Making it searchable

Having everything in one vault is table stakes. The magic is QMD, an on-device hybrid search engine that indexes all of it.

QMD runs three local models via Metal GPU acceleration:

An embedding model that chunks every document and creates vector representations
A query expansion model that rewrites your search to catch what you meant
A reranking model that scores results by relevance

So I can run qmd query "that conversation about auth middleware" and get relevant results across sessions, meetings, YouTube notes, podcasts, and journal entries. Under 2 seconds. No API calls. Fully local.

Right now my index has 1,100+ files and 11,000+ embedded chunks across six collections: sessions, meetings, YouTube, podcasts, notes, and journal.

Recall: the interface

The search engine is useless if I have to leave my workflow to use it. So I built /recall, a Claude Code skill that acts as the front door to the whole system.

/recall classifies every query into one of two modes:

Temporal: “What did I work on yesterday?” reads directly from Claude Code’s native session files. No index needed. It scans the raw JSONL transcripts and gives me a table of sessions with timestamps, message counts, and the ability to expand any one.

Topic: “What did we discuss about pricing strategy?” hits QMD’s hybrid search across all six collections. BM25 keyword matching, vector similarity, and query expansion, combined in a single pass.

Two things that matter

After a few months of running this system, two insights stand out:

Auto-capture or it doesn’t exist

I built it this way because the moment I have to think about capturing something, I won’t. Sessions sync via hooks, events that fire automatically when I send a message or when Claude stops responding.

Meetings, media, and embeddings each have their own skill.

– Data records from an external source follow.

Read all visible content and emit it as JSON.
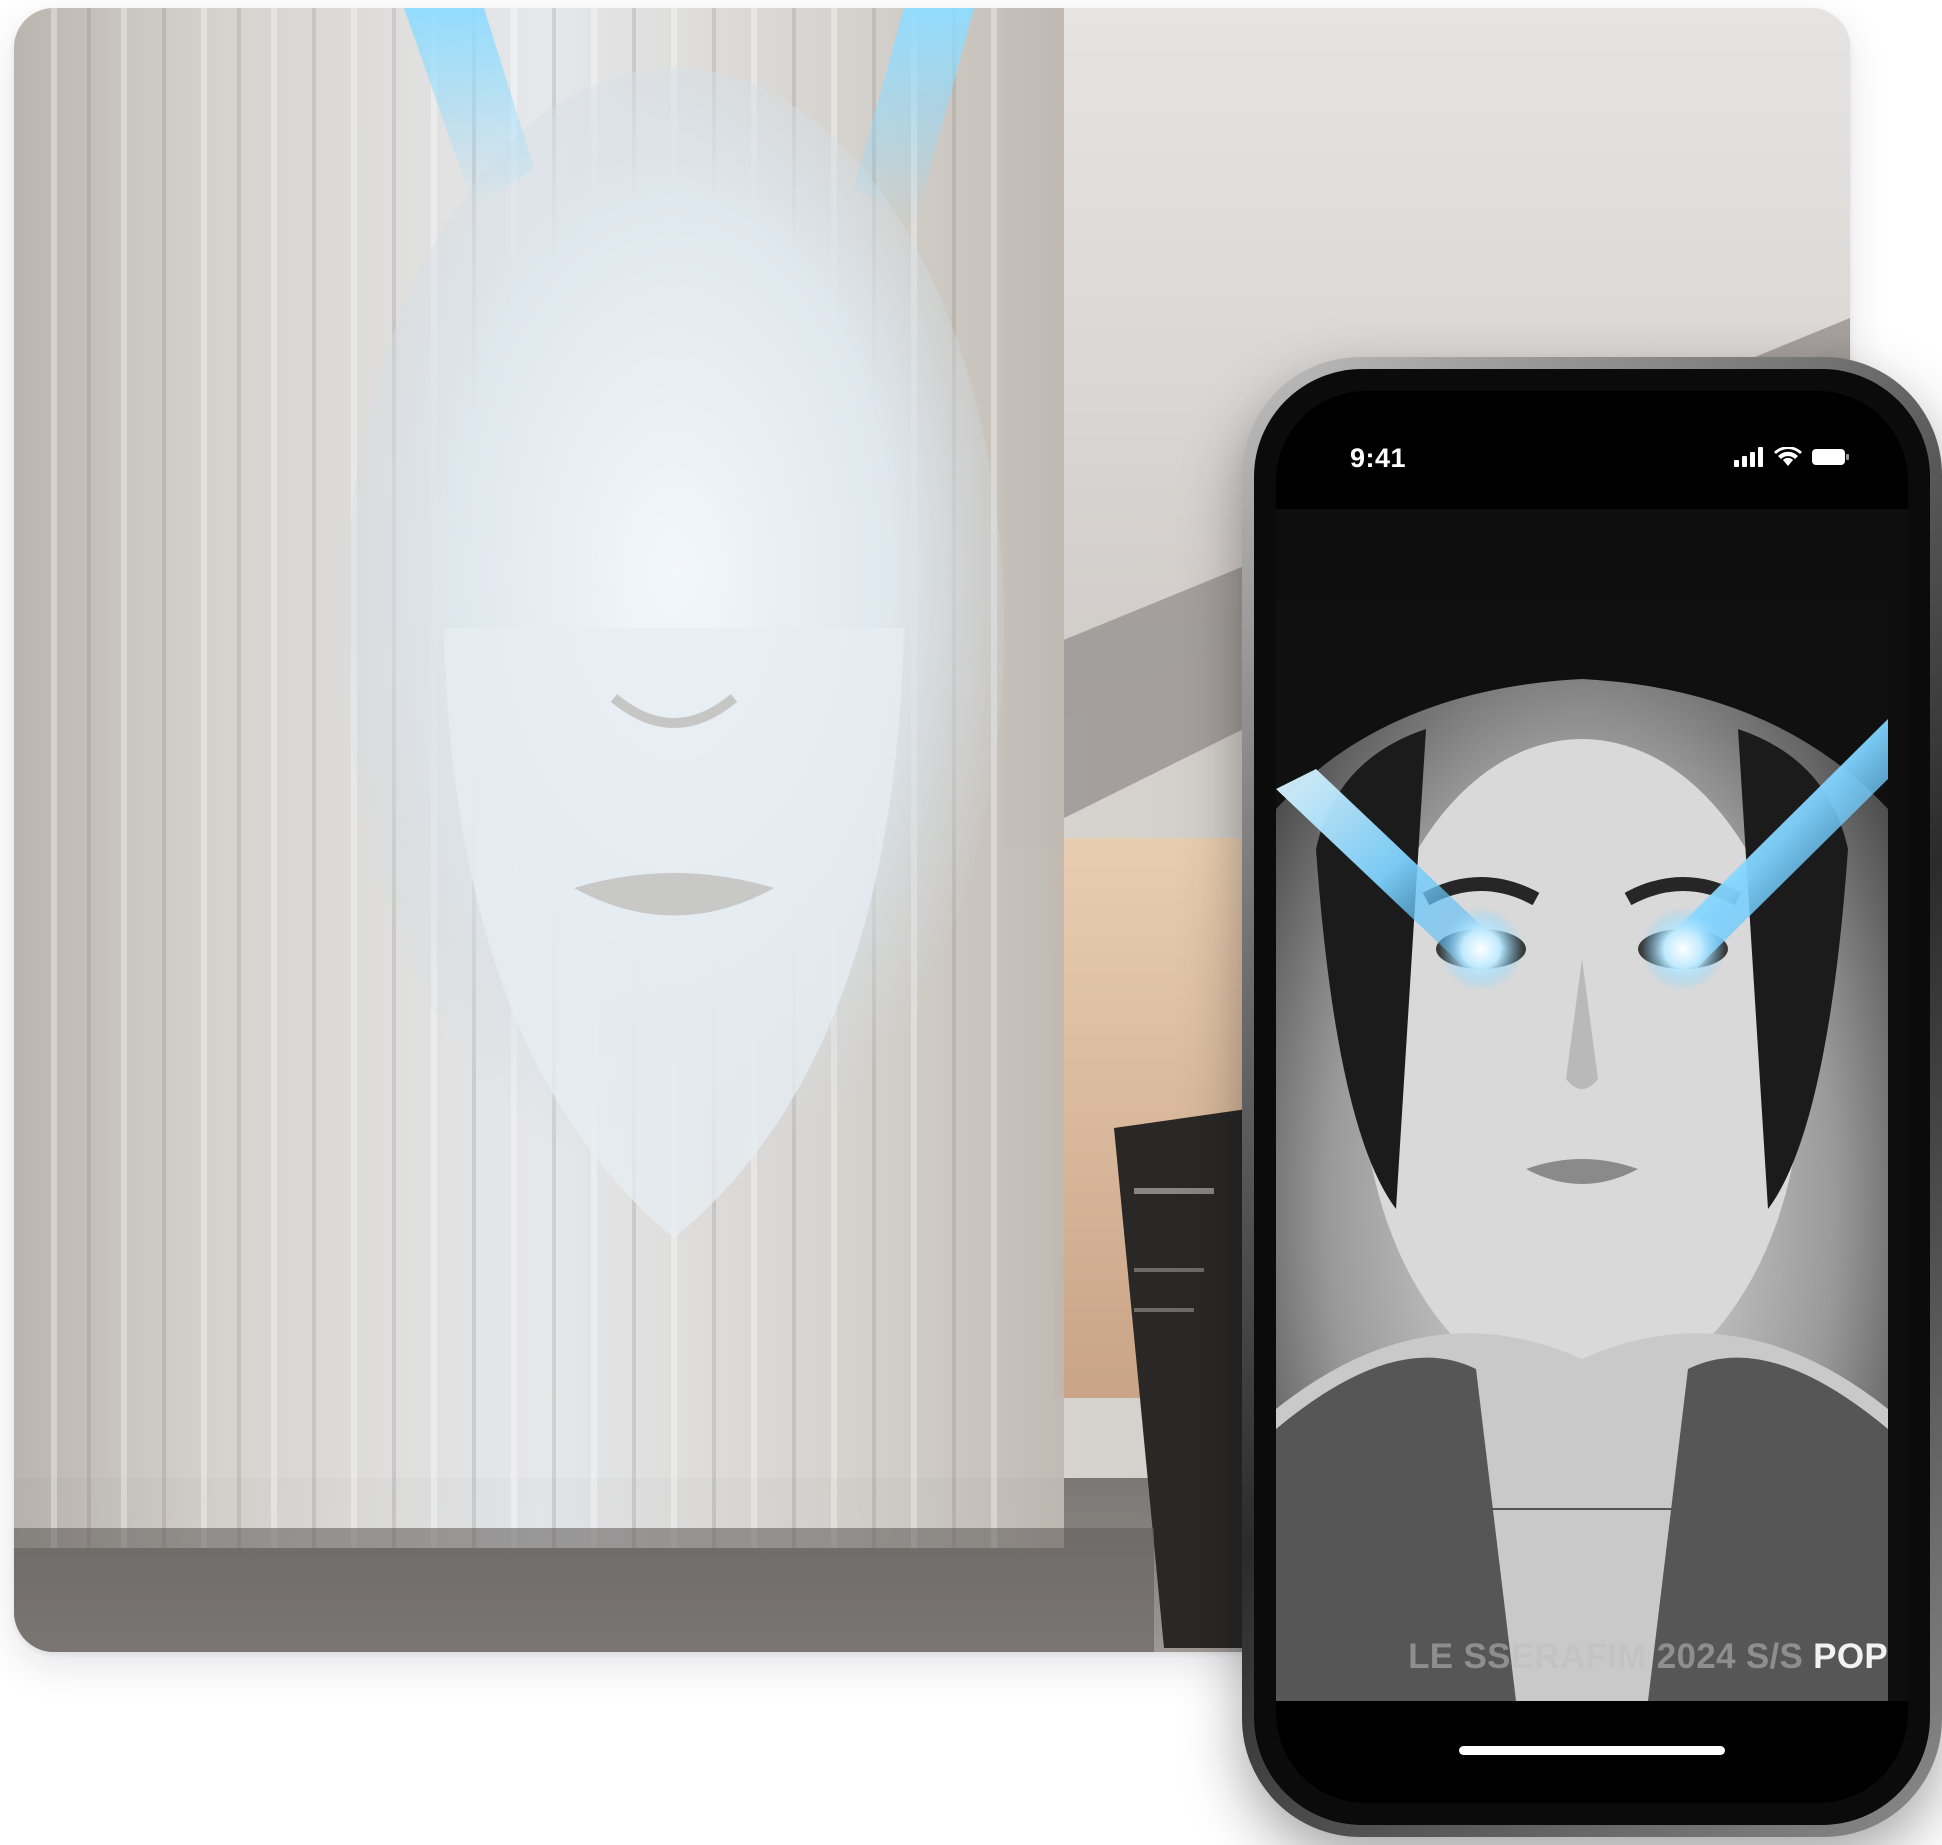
{
  "photo_card": {
    "description_icon": "projection-photo"
  },
  "phone": {
    "status_bar": {
      "time": "9:41",
      "icons": [
        "signal-icon",
        "wifi-icon",
        "battery-icon"
      ]
    },
    "story": {
      "caption_faded": "LE SSERAFIM 2024 S/S ",
      "caption_strong": "POP"
    }
  },
  "colors": {
    "laser_blue": "#7fd3ff",
    "phone_frame": "#2b2b2b",
    "screen_black": "#000000"
  }
}
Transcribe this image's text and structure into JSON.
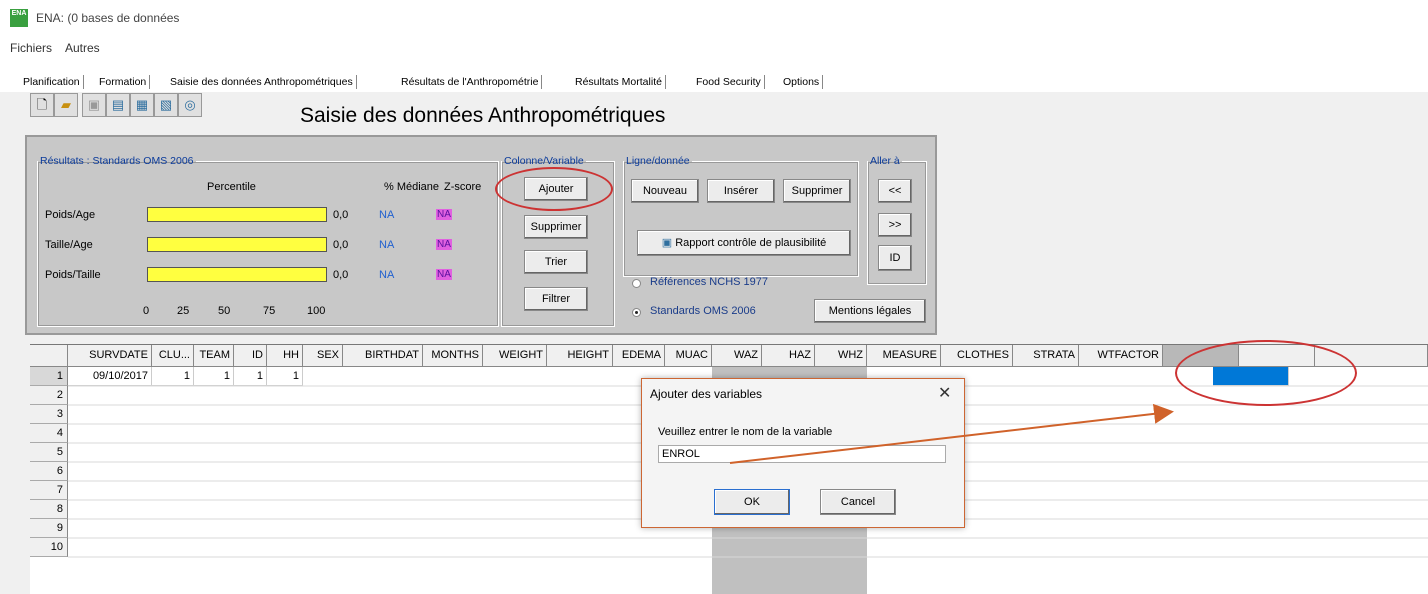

And when I want to bring everything current at once, I run /vault-sync, which exports sessions, syncs meetings, and re-indexes the full vault in one pass.

If any of this required manual effort (copying transcripts, exporting notes, tagging files) I wouldn’t do it. Nobody would. The capture has to be invisible.

Local-first changes everything

All three models run on my machine. Every search hits a local SQLite index. No API calls, no latency, no cost per query, no data leaving my laptop.

So I actually use it. I /recall multiple times per session without thinking about rate limits or token costs. Search takes 1.7 seconds, not 10. My meeting transcripts, journal entries, and session history never touch a third-party server.

What this unlocks

When Claude Code can search across 800+ sessions, 270+ meetings, and dozens of media notes, it stops being a stateless tool.

It remembers what we discussed last Tuesday. It knows what the client said in that call. It can find the YouTube video where someone explained the pattern I’m trying to implement.

It’s not artificial memory. It’s my memory, indexed and searchable by the agent I work with every day.

The context window resets every session. The vault doesn’t.